NG-16 named for Astronaut Ellison Onizuka

Launching August 10th, 5:56 PM Est from Wallops Island Virginia

Each launch of a Northrop Grumman Cygnus spacecraft the company names and dedicates the craft after an influential person in the United States Space program. NG-15 was named after famous mathematician Kathrine Johnson who in 1957 joined NACA’s (later NASA) space task group. In 1961 she performed the trajectory analysis for our country’s first human spaceflight when Alan Shepard took his Freedom 7 mission. NG-14 was named after Kalpana Chalwa who was first became an American citizen in 1991 and made it into the Astronaut Corps in 1994. She flew two shuttle mission, the first STS-87 where she became the first person from India to fly into space. Her second mission was STS-107 where over eighty experiments where performed. The list goes on and on as is their tradition.

NG-16 has named and dedicated their craft to Ellison Onizuka who was the first Asian America astronaut. Onizuka was born in Kealakekua, Kona, Hawaii on June 24th of 1946. He studied and completed his bachelor’s and master’s degree in aerospace engineering from the University of Colorado where he was also a member of the United States Air Force ROTC. With his education completed Onizuka started his career as a flight test engineer and test pilot stationed at McClellan Air Force Base in California. Later training at the Flight Test Center at Edwards Air Force Base he led an engineering support for the training resources division. During his time in flight school he logged more than 1,700 hours in the flight school.

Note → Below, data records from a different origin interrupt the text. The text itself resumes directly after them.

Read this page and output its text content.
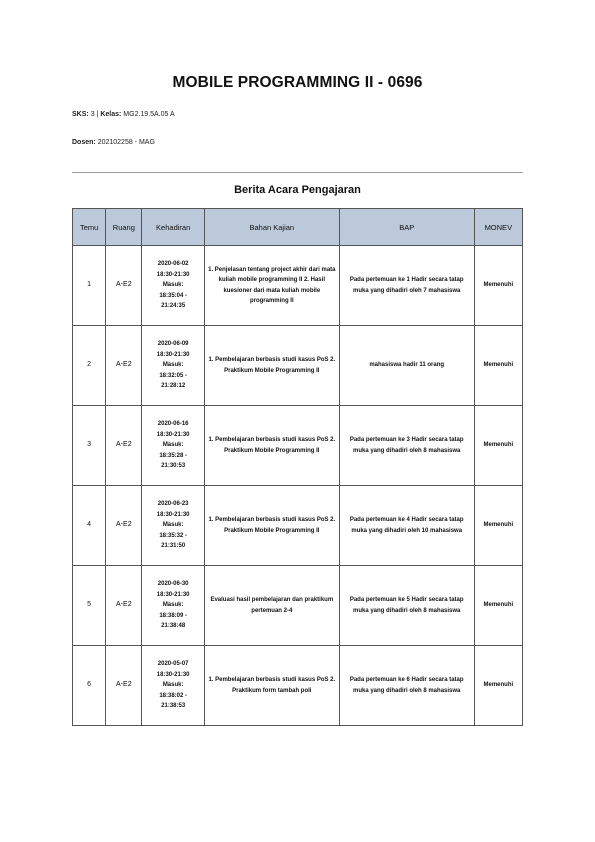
MOBILE PROGRAMMING II - 0696
SKS: 3 | Kelas: MG2.19.5A.05 A
Dosen: 202102258 - MAG
Berita Acara Pengajaran
Temu	Ruang	Kehadiran	Bahan Kajian	BAP	MONEV
1	A-E2	2020-06-02
18:30-21:30
Masuk:
18:35:04 -
21:24:35	1. Penjelasan tentang project akhir dari mata kuliah mobile programming II 2. Hasil kuesioner dari mata kuliah mobile programming II	Pada pertemuan ke 1 Hadir secara tatap muka yang dihadiri oleh 7 mahasiswa	Memenuhi
2	A-E2	2020-06-09
18:30-21:30
Masuk:
18:32:05 -
21:28:12	1. Pembelajaran berbasis studi kasus PoS 2. Praktikum Mobile Programming II	mahasiswa hadir 11 orang	Memenuhi
3	A-E2	2020-06-16
18:30-21:30
Masuk:
18:35:28 -
21:30:53	1. Pembelajaran berbasis studi kasus PoS 2. Praktikum Mobile Programming II	Pada pertemuan ke 3 Hadir secara tatap muka yang dihadiri oleh 8 mahasiswa	Memenuhi
4	A-E2	2020-06-23
18:30-21:30
Masuk:
18:35:32 -
21:31:50	1. Pembelajaran berbasis studi kasus PoS 2. Praktikum Mobile Programming II	Pada pertemuan ke 4 Hadir secara tatap muka yang dihadiri oleh 10 mahasiswa	Memenuhi
5	A-E2	2020-06-30
18:30-21:30
Masuk:
18:38:09 -
21:38:48	Evaluasi hasil pembelajaran dan praktikum pertemuan 2-4	Pada pertemuan ke 5 Hadir secara tatap muka yang dihadiri oleh 8 mahasiswa	Memenuhi
6	A-E2	2020-05-07
18:30-21:30
Masuk:
18:38:02 -
21:38:53	1. Pembelajaran berbasis studi kasus PoS 2. Praktikum form tambah poli	Pada pertemuan ke 6 Hadir secara tatap muka yang dihadiri oleh 8 mahasiswa	Memenuhi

Ellison started his career in NASA in 1978 when he applied and was selected for the astronaut program. His training completed in 1978 and the newly appointed astronaut went to work on orbiter test and check out teams along with launch support crews at the Kennedy Space Center in Florida. Later he would go on to work for the software test and checkout crew at the Shuttle Avionics and Integration Laboratory where Onizuka held supporting roles as an astronaut crew equipment/ orbiter crew equipment coordinator along with systems and payload development.

Photo Courtesy of NASA


Ellison Onizuka’s first spaceflight experience came on STS 51-C which launched January 24, 1985 as the mission specialist. He and his crewmates took the orbiter Discovery on the first shuttle mission for the Department of Defense. His responsibility was for the primary payload activities and during the mission Discovery completed forty-eight orbits of the Earth, logging Onizuka seventy-four hours in space.

Tragically Onizuka lost his life along with all the other crew members when the orbiter Challenger exploded just seventy-three seconds after liftoff on STS 51-L. After examination of the wreckage evidence revealed three of the crew members Personal Egress Air Packs had been activated. Those of Onizuka, Resnik, and Smith. Due to the fact that Smith’s activation switch was located on the backside of his seat it could have been activated by either Resnik, or Onizuka and possibly meaning only those two were alive after the cockpit separated from the vehicle. Though if the cabin lost pressure the packs alone would not have been enough to sustain the two during the two minute descent.

He spent nearly his entire life flying in the air and space and now his legacy lives on in his fellow astronauts and all who he has inspired and taught to fly. Ellison Onizuka was buried at the National Memorial Cemetery of the Pacific in Honolulu, Hawaii. When he passed he held the rank of lieutenant colonel and was posthumously promoted to the rank of colonel.